However, I am not entirely persuaded by his criticism, or that of my hon. Friend the Member for Hayes and Harlington, of the work of HMRC on the tax gap.
I believe that it is important, as the previous Government made clear was their continuing intention, to have the lowest rate of corporation tax in the G7. That is why we reduced corporation tax when we were in government, and when we come to debate the rate, as we will in a few minutes’ time, I will press the Minister to reiterate on behalf of the present Government the commitment that was made and indeed fulfilled by the previous Government—to have a competitive corporation tax regime.
And the Minister in response:
HMRC estimates that corporation tax avoidance by large companies amounts to £3.4 billion, and that such avoidance by small companies amounts to £0.3 billion. We have heard a lot this afternoon about the TUC figures produced by Tax Research UK and by Mr Richard Murphy in particular. As I understand it, his figure for corporation tax avoidance is £12 billion. I note that the right hon. Member for East Ham disagrees with Mr Richard Murphy’s estimate of the tax gap. Mr Murphy’s calculations on corporation tax avoidance are on the basis of the gap between the statutory rate, which was 30% at the time of the assessment, and the effective rate, which was somewhat lower. That estimate does not take into account those reliefs and allowances that Parliament has determined should be available, for example capital allowances, to the extent that they are more generous than depreciation treatment would allow. Mr Murphy has acknowledged that point and is considering it further.
Yes, you did read that criticism here first folks.

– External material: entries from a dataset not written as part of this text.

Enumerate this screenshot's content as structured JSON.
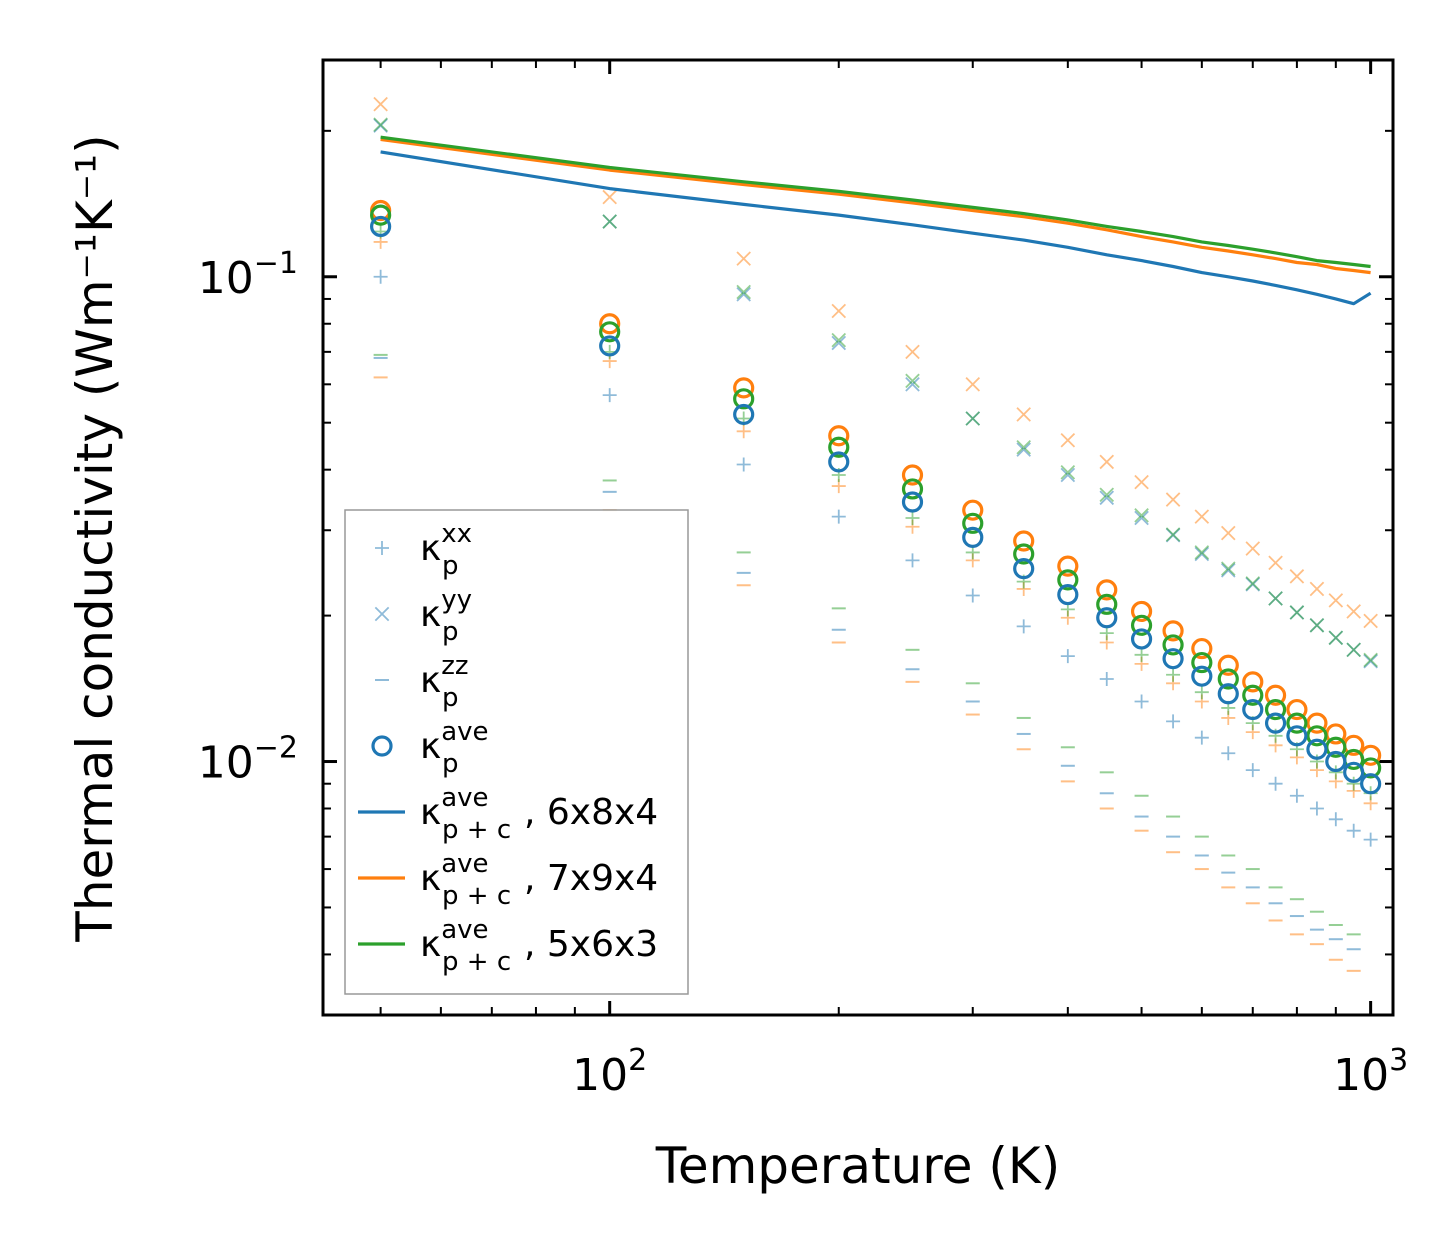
{
  "chart_data": {
    "type": "scatter",
    "xscale": "log",
    "yscale": "log",
    "xlabel": "Temperature (K)",
    "ylabel": "Thermal conductivity (Wm⁻¹K⁻¹)",
    "xlim": [
      42,
      1070
    ],
    "ylim": [
      0.003,
      0.28
    ],
    "xticks": [
      {
        "value": 100,
        "base": "10",
        "exp": "2"
      },
      {
        "value": 1000,
        "base": "10",
        "exp": "3"
      }
    ],
    "yticks": [
      {
        "value": 0.01,
        "base": "10",
        "exp": "−2"
      },
      {
        "value": 0.1,
        "base": "10",
        "exp": "−1"
      }
    ],
    "colors": {
      "blue": "#1f77b4",
      "orange": "#ff7f0e",
      "green": "#2ca02c"
    },
    "sc_x": [
      50,
      100,
      150,
      200,
      250,
      300,
      350,
      400,
      450,
      500,
      550,
      600,
      650,
      700,
      750,
      800,
      850,
      900,
      950,
      1000
    ],
    "sc_x_zz": [
      50,
      100,
      150,
      200,
      250,
      300,
      350,
      400,
      450,
      500,
      550,
      600,
      650,
      700,
      750,
      800,
      850,
      900,
      950
    ],
    "line_x": [
      50,
      100,
      150,
      200,
      250,
      300,
      350,
      400,
      450,
      500,
      550,
      600,
      650,
      700,
      750,
      800,
      850,
      900,
      950,
      1000
    ],
    "series": [
      {
        "name": "kxx_6x8x4",
        "marker": "plus",
        "color": "#1f77b4",
        "alpha": 0.5,
        "xkey": "sc_x",
        "values": [
          0.1,
          0.057,
          0.041,
          0.032,
          0.026,
          0.022,
          0.019,
          0.0165,
          0.0148,
          0.0133,
          0.0121,
          0.0112,
          0.0104,
          0.0096,
          0.009,
          0.0085,
          0.008,
          0.0076,
          0.0072,
          0.0069
        ]
      },
      {
        "name": "kxx_7x9x4",
        "marker": "plus",
        "color": "#ff7f0e",
        "alpha": 0.5,
        "xkey": "sc_x",
        "values": [
          0.118,
          0.067,
          0.048,
          0.037,
          0.0305,
          0.026,
          0.0227,
          0.0198,
          0.0176,
          0.0159,
          0.0145,
          0.0133,
          0.0123,
          0.0115,
          0.0108,
          0.0102,
          0.0096,
          0.0091,
          0.0087,
          0.0082
        ]
      },
      {
        "name": "kxx_5x6x3",
        "marker": "plus",
        "color": "#2ca02c",
        "alpha": 0.5,
        "xkey": "sc_x",
        "values": [
          0.124,
          0.07,
          0.051,
          0.039,
          0.0318,
          0.027,
          0.0235,
          0.0206,
          0.0184,
          0.0166,
          0.0151,
          0.0139,
          0.0129,
          0.012,
          0.0113,
          0.0106,
          0.01,
          0.0095,
          0.009,
          0.0086
        ]
      },
      {
        "name": "kyy_6x8x4",
        "marker": "x",
        "color": "#1f77b4",
        "alpha": 0.5,
        "xkey": "sc_x",
        "values": [
          0.205,
          0.13,
          0.092,
          0.073,
          0.06,
          0.051,
          0.044,
          0.039,
          0.035,
          0.0318,
          0.0293,
          0.0268,
          0.0248,
          0.0232,
          0.0217,
          0.0203,
          0.0191,
          0.018,
          0.017,
          0.0161
        ]
      },
      {
        "name": "kyy_7x9x4",
        "marker": "x",
        "color": "#ff7f0e",
        "alpha": 0.5,
        "xkey": "sc_x",
        "values": [
          0.227,
          0.146,
          0.109,
          0.085,
          0.07,
          0.06,
          0.052,
          0.046,
          0.0415,
          0.0377,
          0.0347,
          0.032,
          0.0296,
          0.0275,
          0.0257,
          0.0241,
          0.0227,
          0.0215,
          0.0204,
          0.0195
        ]
      },
      {
        "name": "kyy_5x6x3",
        "marker": "x",
        "color": "#2ca02c",
        "alpha": 0.5,
        "xkey": "sc_x",
        "values": [
          0.206,
          0.13,
          0.093,
          0.074,
          0.061,
          0.051,
          0.0445,
          0.0395,
          0.0355,
          0.0322,
          0.0294,
          0.027,
          0.025,
          0.0233,
          0.0217,
          0.0203,
          0.0191,
          0.018,
          0.017,
          0.0162
        ]
      },
      {
        "name": "kzz_6x8x4",
        "marker": "dash",
        "color": "#1f77b4",
        "alpha": 0.5,
        "xkey": "sc_x_zz",
        "values": [
          0.068,
          0.036,
          0.0245,
          0.0187,
          0.0155,
          0.0133,
          0.0114,
          0.0098,
          0.0086,
          0.0077,
          0.007,
          0.0064,
          0.0059,
          0.0055,
          0.0051,
          0.0048,
          0.0045,
          0.0043,
          0.0041
        ]
      },
      {
        "name": "kzz_7x9x4",
        "marker": "dash",
        "color": "#ff7f0e",
        "alpha": 0.5,
        "xkey": "sc_x_zz",
        "values": [
          0.062,
          0.033,
          0.0231,
          0.0176,
          0.0146,
          0.0125,
          0.0106,
          0.0091,
          0.008,
          0.0072,
          0.0065,
          0.006,
          0.0055,
          0.0051,
          0.0047,
          0.0044,
          0.0042,
          0.0039,
          0.0037
        ]
      },
      {
        "name": "kzz_5x6x3",
        "marker": "dash",
        "color": "#2ca02c",
        "alpha": 0.5,
        "xkey": "sc_x_zz",
        "values": [
          0.069,
          0.038,
          0.027,
          0.0207,
          0.017,
          0.0145,
          0.0123,
          0.0107,
          0.0095,
          0.0085,
          0.0077,
          0.007,
          0.0064,
          0.006,
          0.0055,
          0.0052,
          0.0049,
          0.0046,
          0.0044
        ]
      },
      {
        "name": "kave_7x9x4",
        "marker": "circle",
        "color": "#ff7f0e",
        "alpha": 1,
        "xkey": "sc_x",
        "values": [
          0.137,
          0.08,
          0.059,
          0.047,
          0.039,
          0.033,
          0.0285,
          0.0253,
          0.0226,
          0.0204,
          0.0186,
          0.0171,
          0.0158,
          0.0146,
          0.0137,
          0.0128,
          0.012,
          0.0114,
          0.0108,
          0.0103
        ]
      },
      {
        "name": "kave_5x6x3",
        "marker": "circle",
        "color": "#2ca02c",
        "alpha": 1,
        "xkey": "sc_x",
        "values": [
          0.134,
          0.077,
          0.056,
          0.0445,
          0.0365,
          0.031,
          0.0268,
          0.0237,
          0.0211,
          0.0191,
          0.0174,
          0.016,
          0.0148,
          0.0137,
          0.0128,
          0.012,
          0.0113,
          0.0107,
          0.0101,
          0.0097
        ]
      },
      {
        "name": "kave_6x8x4",
        "marker": "circle",
        "color": "#1f77b4",
        "alpha": 1,
        "xkey": "sc_x",
        "values": [
          0.127,
          0.072,
          0.052,
          0.0415,
          0.0343,
          0.029,
          0.025,
          0.0221,
          0.0198,
          0.0179,
          0.0163,
          0.015,
          0.0138,
          0.0128,
          0.012,
          0.0113,
          0.0106,
          0.01,
          0.0095,
          0.009
        ]
      },
      {
        "name": "kpc_6x8x4",
        "marker": "line",
        "color": "#1f77b4",
        "alpha": 1,
        "xkey": "line_x",
        "values": [
          0.181,
          0.152,
          0.141,
          0.134,
          0.128,
          0.123,
          0.119,
          0.115,
          0.111,
          0.108,
          0.105,
          0.102,
          0.1,
          0.098,
          0.096,
          0.094,
          0.092,
          0.09,
          0.088,
          0.0925
        ]
      },
      {
        "name": "kpc_7x9x4",
        "marker": "line",
        "color": "#ff7f0e",
        "alpha": 1,
        "xkey": "line_x",
        "values": [
          0.192,
          0.166,
          0.155,
          0.148,
          0.142,
          0.137,
          0.133,
          0.129,
          0.125,
          0.121,
          0.118,
          0.115,
          0.113,
          0.111,
          0.109,
          0.107,
          0.106,
          0.104,
          0.103,
          0.102
        ]
      },
      {
        "name": "kpc_5x6x3",
        "marker": "line",
        "color": "#2ca02c",
        "alpha": 1,
        "xkey": "line_x",
        "values": [
          0.194,
          0.168,
          0.157,
          0.15,
          0.144,
          0.139,
          0.135,
          0.131,
          0.127,
          0.124,
          0.121,
          0.118,
          0.116,
          0.114,
          0.112,
          0.11,
          0.108,
          0.107,
          0.106,
          0.105
        ]
      }
    ],
    "legend": {
      "location": "lower-left",
      "entries": [
        {
          "marker": "plus",
          "color": "#1f77b4",
          "alpha": 0.5,
          "base": "κ",
          "sub": "p",
          "sup": "xx",
          "suffix": ""
        },
        {
          "marker": "x",
          "color": "#1f77b4",
          "alpha": 0.5,
          "base": "κ",
          "sub": "p",
          "sup": "yy",
          "suffix": ""
        },
        {
          "marker": "dash",
          "color": "#1f77b4",
          "alpha": 0.5,
          "base": "κ",
          "sub": "p",
          "sup": "zz",
          "suffix": ""
        },
        {
          "marker": "circle",
          "color": "#1f77b4",
          "alpha": 1,
          "base": "κ",
          "sub": "p",
          "sup": "ave",
          "suffix": ""
        },
        {
          "marker": "line",
          "color": "#1f77b4",
          "alpha": 1,
          "base": "κ",
          "sub": "p + c",
          "sup": "ave",
          "suffix": ", 6x8x4"
        },
        {
          "marker": "line",
          "color": "#ff7f0e",
          "alpha": 1,
          "base": "κ",
          "sub": "p + c",
          "sup": "ave",
          "suffix": ", 7x9x4"
        },
        {
          "marker": "line",
          "color": "#2ca02c",
          "alpha": 1,
          "base": "κ",
          "sub": "p + c",
          "sup": "ave",
          "suffix": ", 5x6x3"
        }
      ]
    }
  }
}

In addition, as far as we can see, no allowance is made for double taxation relief, which prevents a taxpayer from paying tax twice, in two different jurisdictions, for the same profits. The right hon. Member for East Ham referred to country-by-country reporting, and we continue to consider whether there is a practical way forward in that regard. If we are to have country-by-country reporting, however, double taxation relief becomes all the more important. As far as I can see—if I am wrong, I am sure that Mr Murphy will correct me in his lively and entertaining blog, as he follows these matters closely—the Exchequer cost of double taxation relief is £16.7 billion. It is not clear that that is taken into account in the distinction between the statutory and effective rates. Such a top-down approach does not work for corporation tax.

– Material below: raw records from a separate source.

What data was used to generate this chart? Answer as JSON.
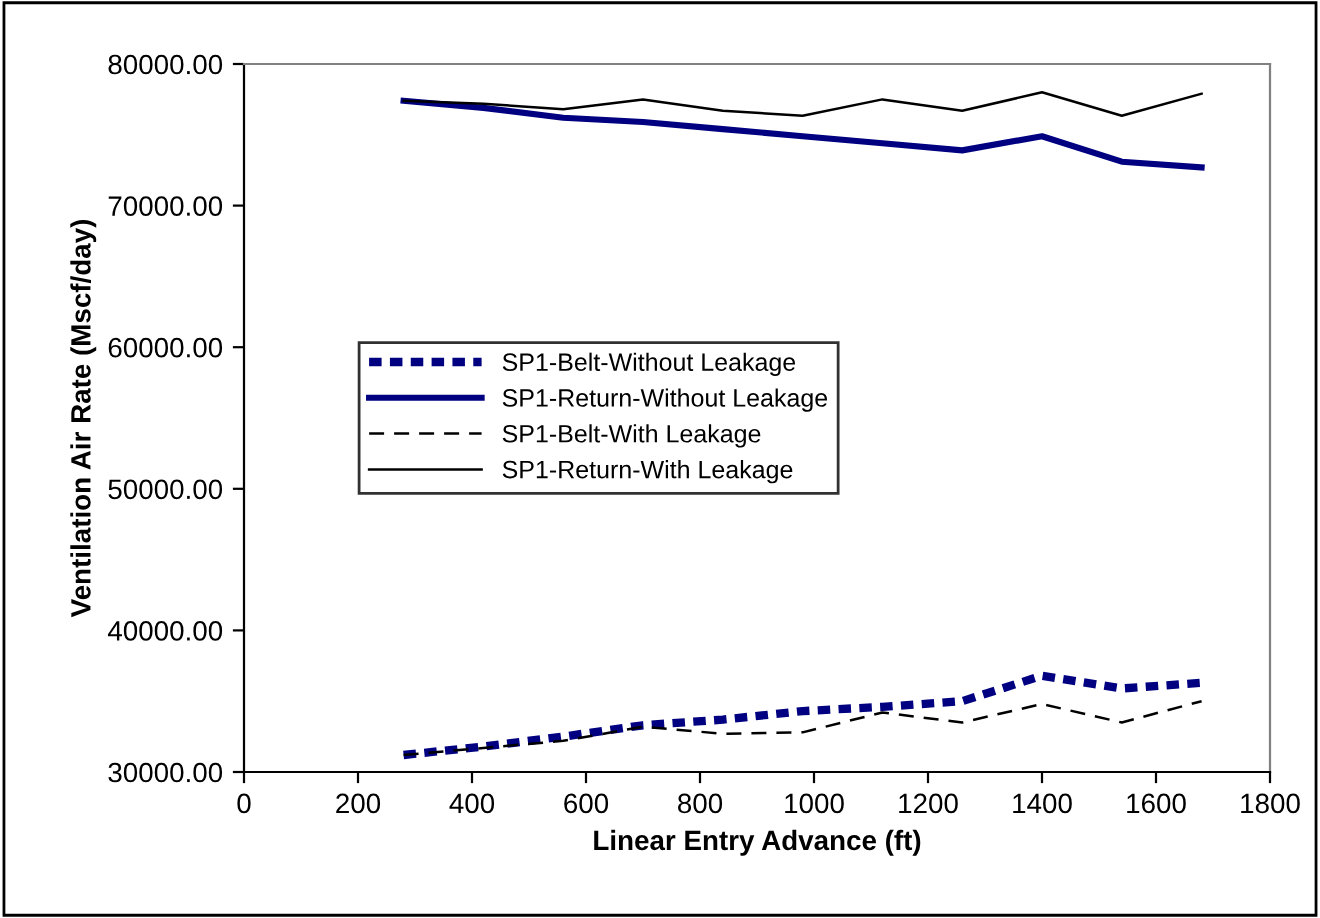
{
  "chart_data": {
    "type": "line",
    "xlabel": "Linear Entry Advance (ft)",
    "ylabel": "Ventilation Air Rate (Mscf/day)",
    "x": [
      280,
      420,
      560,
      700,
      840,
      980,
      1120,
      1260,
      1400,
      1540,
      1680
    ],
    "series": [
      {
        "name": "SP1-Belt-Without Leakage",
        "color": "#000080",
        "line_style": "dotted",
        "values": [
          31200,
          31800,
          32500,
          33300,
          33700,
          34300,
          34600,
          35000,
          36800,
          35900,
          36300
        ]
      },
      {
        "name": "SP1-Return-Without Leakage",
        "color": "#000080",
        "line_style": "solid",
        "values": [
          77400,
          76900,
          76200,
          75900,
          75400,
          74900,
          74400,
          73900,
          74900,
          73100,
          72700
        ]
      },
      {
        "name": "SP1-Belt-With Leakage",
        "color": "#000000",
        "line_style": "dashed",
        "values": [
          31200,
          31700,
          32200,
          33200,
          32700,
          32800,
          34200,
          33500,
          34800,
          33500,
          35000
        ]
      },
      {
        "name": "SP1-Return-With Leakage",
        "color": "#000000",
        "line_style": "solid",
        "values": [
          77400,
          77200,
          76800,
          77500,
          76700,
          76350,
          77500,
          76700,
          78000,
          76350,
          77900
        ]
      }
    ],
    "xlim": [
      0,
      1800
    ],
    "xticks": [
      0,
      200,
      400,
      600,
      800,
      1000,
      1200,
      1400,
      1600,
      1800
    ],
    "ylim": [
      30000,
      80000
    ],
    "yticks": [
      {
        "value": 30000,
        "label": "30000.00"
      },
      {
        "value": 40000,
        "label": "40000.00"
      },
      {
        "value": 50000,
        "label": "50000.00"
      },
      {
        "value": 60000,
        "label": "60000.00"
      },
      {
        "value": 70000,
        "label": "70000.00"
      },
      {
        "value": 80000,
        "label": "80000.00"
      }
    ],
    "grid": false,
    "legend": "left",
    "marker": "none"
  }
}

And yes, that was first pointed out by Christie Malry. Although as I recall, that\’s not an error from the Missing Billions report but from something more recent.
The Minister again:
The Government see the distinction between tax avoidance and tax planning, but those lines can be blurred, and sometimes use of the terminology is not as accurate as it might be. For example, I quote the “Missing Billions” report, produced for the TUC, which, after setting out a series of numbers leading towards the estimate for corporation tax avoidance, states:
“Much may be due to legitimate tax planning, but by no means all is. Some, undoubtedly, is due to tax avoidance.”
My, my, I wonder who it is that has repeatedly pointed to that line?
Oh, and the bit which is definitely us? Yes, that\’s the bad bit sadly:
I note from his blog that he has been on the receiving end of some unwarranted online harassment recently on account of his work.
Play the ball, not the man folks. There\’s entirely enough to work with without turning into sneaks and narks.